20mph decision a step forward for road safety
Brighton & Hove has agreed to make changes across the city that will reduce road speeds and improve road safety.
This week the Environment, Transport and Sustainability Committee decided to go ahead with the next stage to introduce 20mph limits on roads in several areas of the city.
Most of the recommendations to the committee, which were made following extensive consultation, were approved with amendments to two areas (Portland Road and Patcham & Hollingbury) for some roads to either retain existing limits or be removed from the Phase Two 20mph proposals.
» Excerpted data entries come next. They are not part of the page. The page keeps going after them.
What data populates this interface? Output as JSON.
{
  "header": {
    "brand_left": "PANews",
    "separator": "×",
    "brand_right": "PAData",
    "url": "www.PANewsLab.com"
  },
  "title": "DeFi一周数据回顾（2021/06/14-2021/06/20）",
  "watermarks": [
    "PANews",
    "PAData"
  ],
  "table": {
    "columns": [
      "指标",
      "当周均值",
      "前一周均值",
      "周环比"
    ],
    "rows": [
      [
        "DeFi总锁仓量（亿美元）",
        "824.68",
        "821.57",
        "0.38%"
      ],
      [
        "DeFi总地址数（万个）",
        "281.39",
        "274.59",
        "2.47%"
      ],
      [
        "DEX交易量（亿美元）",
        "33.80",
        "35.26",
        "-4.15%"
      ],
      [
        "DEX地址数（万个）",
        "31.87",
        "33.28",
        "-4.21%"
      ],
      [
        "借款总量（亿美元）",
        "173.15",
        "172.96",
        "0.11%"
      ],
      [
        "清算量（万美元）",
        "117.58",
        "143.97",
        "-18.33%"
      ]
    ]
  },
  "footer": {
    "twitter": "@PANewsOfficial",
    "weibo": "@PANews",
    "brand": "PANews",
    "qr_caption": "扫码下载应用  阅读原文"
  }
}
Councillor Pete West, chair of the environment, transport and sustainability committee, said: “This was a significant decision for the city, made with the participation of residents who are asking the council to provide safer roads and reduce speed limits.
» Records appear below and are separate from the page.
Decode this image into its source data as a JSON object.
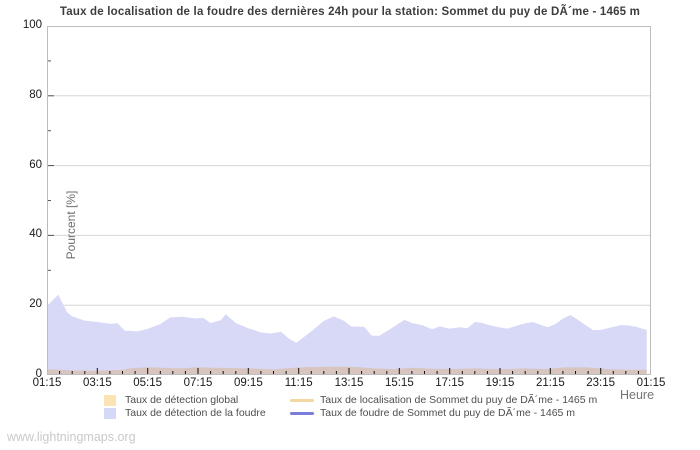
{
  "title": "Taux de localisation de la foudre des dernières 24h pour la station: Sommet du puy de DÃ´me - 1465 m",
  "watermark": "www.lightningmaps.org",
  "colors": {
    "grid": "#d6d6d6",
    "border": "#bdbdbd",
    "x_tick": "#111111",
    "y_tick": "#555555",
    "detection_foudre_fill": "#d8d9f6",
    "detection_global_rendered_fill": "#d8c5c0",
    "detection_global_swatch": "#fbe3b4",
    "localisation_line": "#f2d8a0",
    "foudre_line": "#7b7cd9"
  },
  "y_axis": {
    "label": "Pourcent  [%]",
    "major_ticks": [
      0,
      20,
      40,
      60,
      80,
      100
    ],
    "minor_ticks": [
      10,
      30,
      50,
      70,
      90
    ],
    "gridlines": [
      20,
      40,
      60,
      80
    ],
    "min": 0,
    "max": 100
  },
  "x_axis": {
    "label": "Heure",
    "tick_labels": [
      "01:15",
      "03:15",
      "05:15",
      "07:15",
      "09:15",
      "11:15",
      "13:15",
      "15:15",
      "17:15",
      "19:15",
      "21:15",
      "23:15",
      "01:15"
    ],
    "label_interval_hours": 2,
    "minor_tick_interval_hours": 0.5,
    "span_hours": 24
  },
  "legend": {
    "global": {
      "label": "Taux de détection global",
      "swatch": "box",
      "color": "#fbe3b4"
    },
    "foudre": {
      "label": "Taux de détection de la foudre",
      "swatch": "box",
      "color": "#d6d8f7"
    },
    "localisation_line": {
      "label": "Taux de localisation de Sommet du puy de DÃ´me - 1465 m",
      "swatch": "line",
      "color": "#f2d8a0"
    },
    "foudre_line": {
      "label": "Taux de foudre de Sommet du puy de DÃ´me - 1465 m",
      "swatch": "line",
      "color": "#7b7cd9"
    }
  },
  "chart_data": {
    "type": "area",
    "title": "Taux de localisation de la foudre des dernières 24h pour la station: Sommet du puy de DÃ´me - 1465 m",
    "xlabel": "Heure",
    "ylabel": "Pourcent  [%]",
    "x_is_hours_after": "01:15",
    "xlim": [
      0,
      24
    ],
    "ylim": [
      0,
      100
    ],
    "grid": "horizontal-only",
    "legend_position": "bottom",
    "series": [
      {
        "name": "Taux de détection de la foudre",
        "type": "area",
        "color": "#d8d9f6",
        "points": [
          [
            0,
            19.8
          ],
          [
            0.45,
            23.0
          ],
          [
            0.8,
            18.0
          ],
          [
            1.0,
            16.8
          ],
          [
            1.5,
            15.6
          ],
          [
            2.0,
            15.2
          ],
          [
            2.5,
            14.7
          ],
          [
            2.8,
            14.8
          ],
          [
            3.1,
            12.7
          ],
          [
            3.6,
            12.5
          ],
          [
            4.0,
            13.2
          ],
          [
            4.5,
            14.6
          ],
          [
            4.9,
            16.5
          ],
          [
            5.4,
            16.7
          ],
          [
            5.9,
            16.2
          ],
          [
            6.2,
            16.4
          ],
          [
            6.5,
            14.9
          ],
          [
            6.9,
            15.7
          ],
          [
            7.1,
            17.4
          ],
          [
            7.5,
            14.9
          ],
          [
            8.0,
            13.4
          ],
          [
            8.5,
            12.2
          ],
          [
            8.9,
            11.9
          ],
          [
            9.3,
            12.4
          ],
          [
            9.6,
            10.5
          ],
          [
            9.9,
            9.2
          ],
          [
            10.5,
            12.5
          ],
          [
            11.0,
            15.5
          ],
          [
            11.4,
            16.8
          ],
          [
            11.8,
            15.5
          ],
          [
            12.1,
            13.9
          ],
          [
            12.6,
            13.8
          ],
          [
            12.9,
            11.3
          ],
          [
            13.2,
            11.2
          ],
          [
            13.6,
            13.0
          ],
          [
            14.2,
            15.8
          ],
          [
            14.5,
            14.9
          ],
          [
            14.9,
            14.3
          ],
          [
            15.3,
            13.1
          ],
          [
            15.6,
            13.9
          ],
          [
            16.0,
            13.3
          ],
          [
            16.4,
            13.7
          ],
          [
            16.7,
            13.4
          ],
          [
            17.0,
            15.2
          ],
          [
            17.3,
            14.9
          ],
          [
            17.6,
            14.2
          ],
          [
            18.0,
            13.6
          ],
          [
            18.3,
            13.3
          ],
          [
            18.6,
            14.0
          ],
          [
            19.0,
            14.8
          ],
          [
            19.3,
            15.2
          ],
          [
            19.6,
            14.4
          ],
          [
            19.9,
            13.7
          ],
          [
            20.2,
            14.6
          ],
          [
            20.5,
            16.2
          ],
          [
            20.8,
            17.2
          ],
          [
            21.1,
            15.8
          ],
          [
            21.4,
            14.3
          ],
          [
            21.7,
            12.9
          ],
          [
            22.0,
            12.9
          ],
          [
            22.4,
            13.6
          ],
          [
            22.8,
            14.3
          ],
          [
            23.1,
            14.2
          ],
          [
            23.4,
            13.8
          ],
          [
            23.83,
            12.9
          ]
        ]
      },
      {
        "name": "Taux de détection global",
        "type": "area",
        "color": "#f5deb3",
        "rendered_fill": "#d8c5c0",
        "points": [
          [
            0,
            1.7
          ],
          [
            0.5,
            1.5
          ],
          [
            1,
            1.3
          ],
          [
            2,
            1.2
          ],
          [
            3,
            1.5
          ],
          [
            3.3,
            1.9
          ],
          [
            4,
            2.2
          ],
          [
            4.6,
            2.1
          ],
          [
            5.3,
            1.9
          ],
          [
            6,
            2.2
          ],
          [
            6.6,
            2.1
          ],
          [
            7.3,
            2.0
          ],
          [
            8,
            1.9
          ],
          [
            9,
            1.6
          ],
          [
            9.8,
            2.1
          ],
          [
            10.5,
            2.3
          ],
          [
            11.5,
            2.4
          ],
          [
            12.3,
            2.3
          ],
          [
            13,
            1.9
          ],
          [
            13.8,
            1.7
          ],
          [
            14.5,
            2.1
          ],
          [
            15.3,
            1.8
          ],
          [
            16,
            1.7
          ],
          [
            17,
            1.9
          ],
          [
            18,
            1.6
          ],
          [
            19,
            1.9
          ],
          [
            19.8,
            1.7
          ],
          [
            20.6,
            2.2
          ],
          [
            21.4,
            2.2
          ],
          [
            22.3,
            1.7
          ],
          [
            23,
            1.5
          ],
          [
            23.83,
            1.5
          ]
        ]
      },
      {
        "name": "Taux de localisation de Sommet du puy de DÃ´me - 1465 m",
        "type": "line",
        "color": "#f2d8a0",
        "visible_curve": false,
        "points": []
      },
      {
        "name": "Taux de foudre de Sommet du puy de DÃ´me - 1465 m",
        "type": "line",
        "color": "#7b7cd9",
        "visible_curve": false,
        "points": []
      }
    ]
  }
}
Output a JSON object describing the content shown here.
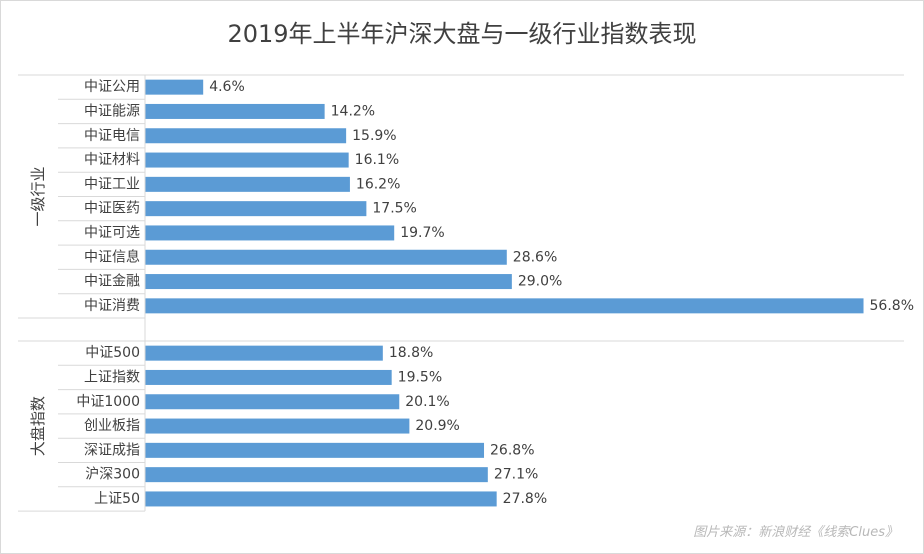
{
  "chart_data": {
    "type": "bar",
    "orientation": "horizontal",
    "title": "2019年上半年沪深大盘与一级行业指数表现",
    "source": "图片来源：新浪财经《线索Clues》",
    "groups": [
      {
        "name": "一级行业",
        "categories": [
          "中证公用",
          "中证能源",
          "中证电信",
          "中证材料",
          "中证工业",
          "中证医药",
          "中证可选",
          "中证信息",
          "中证金融",
          "中证消费"
        ],
        "values": [
          4.6,
          14.2,
          15.9,
          16.1,
          16.2,
          17.5,
          19.7,
          28.6,
          29.0,
          56.8
        ],
        "labels": [
          "4.6%",
          "14.2%",
          "15.9%",
          "16.1%",
          "16.2%",
          "17.5%",
          "19.7%",
          "28.6%",
          "29.0%",
          "56.8%"
        ]
      },
      {
        "name": "大盘指数",
        "categories": [
          "中证500",
          "上证指数",
          "中证1000",
          "创业板指",
          "深证成指",
          "沪深300",
          "上证50"
        ],
        "values": [
          18.8,
          19.5,
          20.1,
          20.9,
          26.8,
          27.1,
          27.8
        ],
        "labels": [
          "18.8%",
          "19.5%",
          "20.1%",
          "20.9%",
          "26.8%",
          "27.1%",
          "27.8%"
        ]
      }
    ],
    "colors": {
      "bar": "#5b9bd5",
      "grid": "#d9d9d9",
      "text": "#404040"
    },
    "grid": false,
    "legend": "none"
  }
}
“Through surveys and through our work as councillors, road safety is consistently one of the most pressing concerns for residents and we want to provide an environment where everyone can travel around safely and with confidence.”
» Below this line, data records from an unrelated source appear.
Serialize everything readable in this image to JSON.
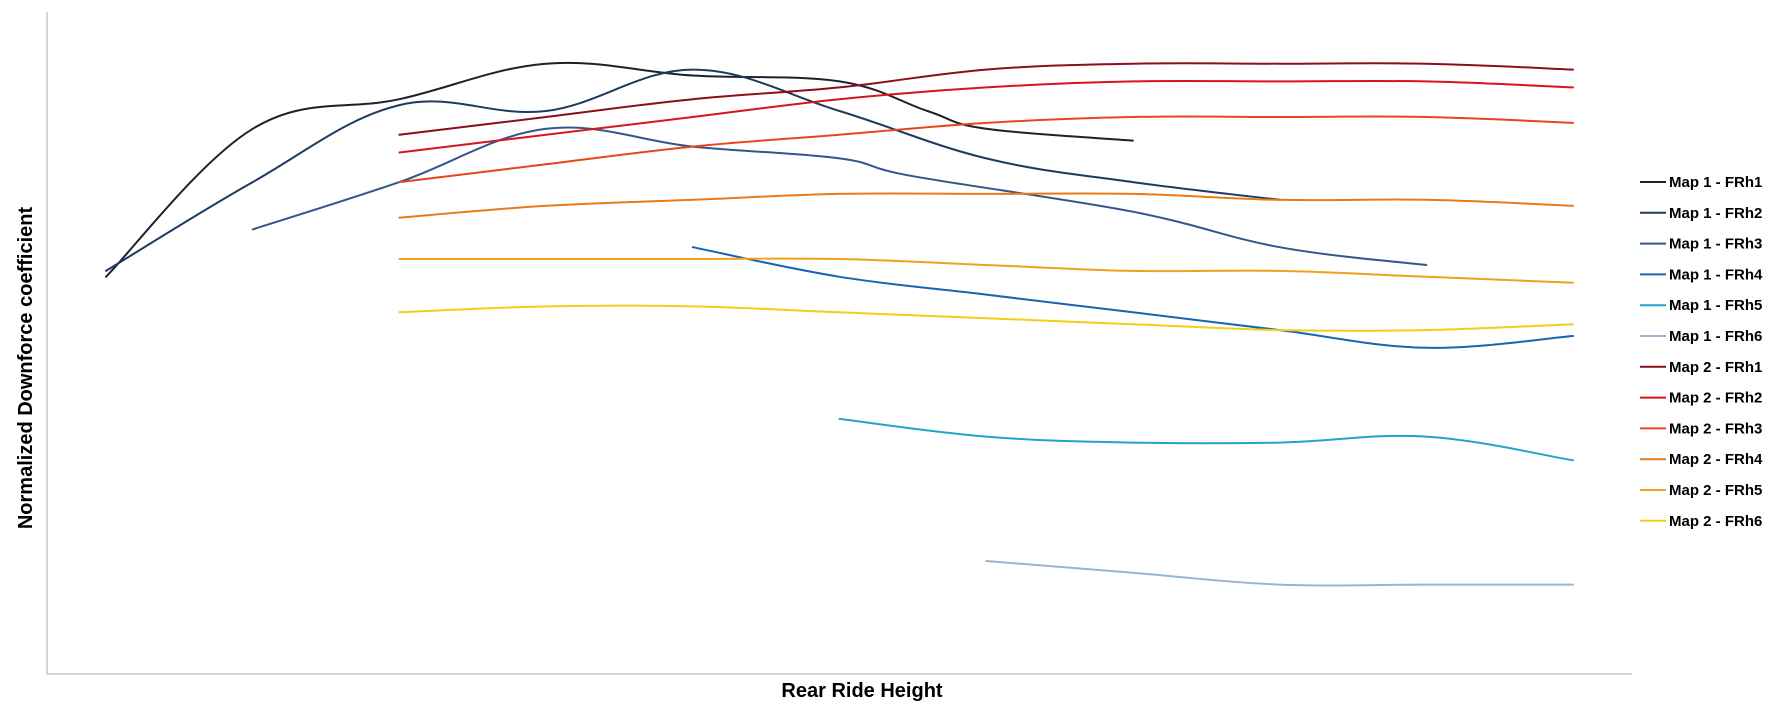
{
  "chart_data": {
    "type": "line",
    "title": "",
    "xlabel": "Rear Ride Height",
    "ylabel": "Normalized Downforce coefficient",
    "xlim": [
      0,
      100
    ],
    "ylim": [
      0,
      100
    ],
    "grid": false,
    "legend_position": "right",
    "series": [
      {
        "name": "Map 1 - FRh1",
        "color": "#1f1f2e",
        "x": [
          0,
          10,
          20,
          30,
          40,
          50,
          56,
          60,
          70
        ],
        "y": [
          60,
          85,
          90,
          96,
          94,
          93,
          88,
          85,
          83
        ]
      },
      {
        "name": "Map 1 - FRh2",
        "color": "#1f3a5f",
        "x": [
          0,
          10,
          20,
          30,
          40,
          50,
          60,
          70,
          80
        ],
        "y": [
          61,
          76,
          89,
          88,
          95,
          88,
          80,
          76,
          73
        ]
      },
      {
        "name": "Map 1 - FRh3",
        "color": "#34568b",
        "x": [
          10,
          20,
          30,
          40,
          50,
          55,
          70,
          80,
          90
        ],
        "y": [
          68,
          76,
          85,
          82,
          80,
          77,
          71,
          65,
          62
        ]
      },
      {
        "name": "Map 1 - FRh4",
        "color": "#1565b0",
        "x": [
          40,
          50,
          60,
          70,
          80,
          90,
          100
        ],
        "y": [
          65,
          60,
          57,
          54,
          51,
          48,
          50
        ]
      },
      {
        "name": "Map 1 - FRh5",
        "color": "#22a6c6",
        "x": [
          50,
          60,
          70,
          80,
          90,
          100
        ],
        "y": [
          36,
          33,
          32,
          32,
          33,
          29
        ]
      },
      {
        "name": "Map 1 - FRh6",
        "color": "#9ab3d3",
        "x": [
          60,
          70,
          80,
          90,
          100
        ],
        "y": [
          12,
          10,
          8,
          8,
          8
        ]
      },
      {
        "name": "Map 2 - FRh1",
        "color": "#8b0f1a",
        "x": [
          20,
          30,
          40,
          50,
          60,
          70,
          80,
          90,
          100
        ],
        "y": [
          84,
          87,
          90,
          92,
          95,
          96,
          96,
          96,
          95
        ]
      },
      {
        "name": "Map 2 - FRh2",
        "color": "#d6161c",
        "x": [
          20,
          30,
          40,
          50,
          60,
          70,
          80,
          90,
          100
        ],
        "y": [
          81,
          84,
          87,
          90,
          92,
          93,
          93,
          93,
          92
        ]
      },
      {
        "name": "Map 2 - FRh3",
        "color": "#e8461a",
        "x": [
          20,
          30,
          40,
          50,
          60,
          70,
          80,
          90,
          100
        ],
        "y": [
          76,
          79,
          82,
          84,
          86,
          87,
          87,
          87,
          86
        ]
      },
      {
        "name": "Map 2 - FRh4",
        "color": "#e87a1a",
        "x": [
          20,
          30,
          40,
          50,
          60,
          70,
          80,
          90,
          100
        ],
        "y": [
          70,
          72,
          73,
          74,
          74,
          74,
          73,
          73,
          72
        ]
      },
      {
        "name": "Map 2 - FRh5",
        "color": "#f2a01d",
        "x": [
          20,
          30,
          40,
          50,
          60,
          70,
          80,
          90,
          100
        ],
        "y": [
          63,
          63,
          63,
          63,
          62,
          61,
          61,
          60,
          59
        ]
      },
      {
        "name": "Map 2 - FRh6",
        "color": "#f2cd1b",
        "x": [
          20,
          30,
          40,
          50,
          60,
          70,
          80,
          90,
          100
        ],
        "y": [
          54,
          55,
          55,
          54,
          53,
          52,
          51,
          51,
          52
        ]
      }
    ]
  }
}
Through introducing more 20mph speed limits where residents would like to see them, the council aims to improve safety and the street environment for all road users, including car drivers.
Despite year on year falls in the number of people being killed and seriously injured on Brighton & Hove’s roads, including the largest ever reduction last year, the city has one of the highest casualty rates per mile of road outside London, with Brighton & Hove the fourth worst. Government figures show Brighton & Hove had 51 casualties per 10,000 residents in 2007, reducing to 42 in 2011 and 35 per 10,000 residents in 2012.*
Phase one of 20mph was introduced in April 2013 in the city centre. Early monitoring from the first six months showed a decrease in traffic speed on 74% on the roads, a significant reduction in the number of collisions, and no fatal collisions in the area since 20mph was introduced.
There has been a 20% decrease in the number of collisions and a 19% decrease in the number of casualties (based on 5 months of 2013 data compared with the three year average for the same 5 months in the previous three years.)
Research shows that a pedestrian is seven times more likely to be killed when hit at 30mph than at 20mph.
Following this week’s decision, the revised proposals will be advertised as speed limit orders for consultation.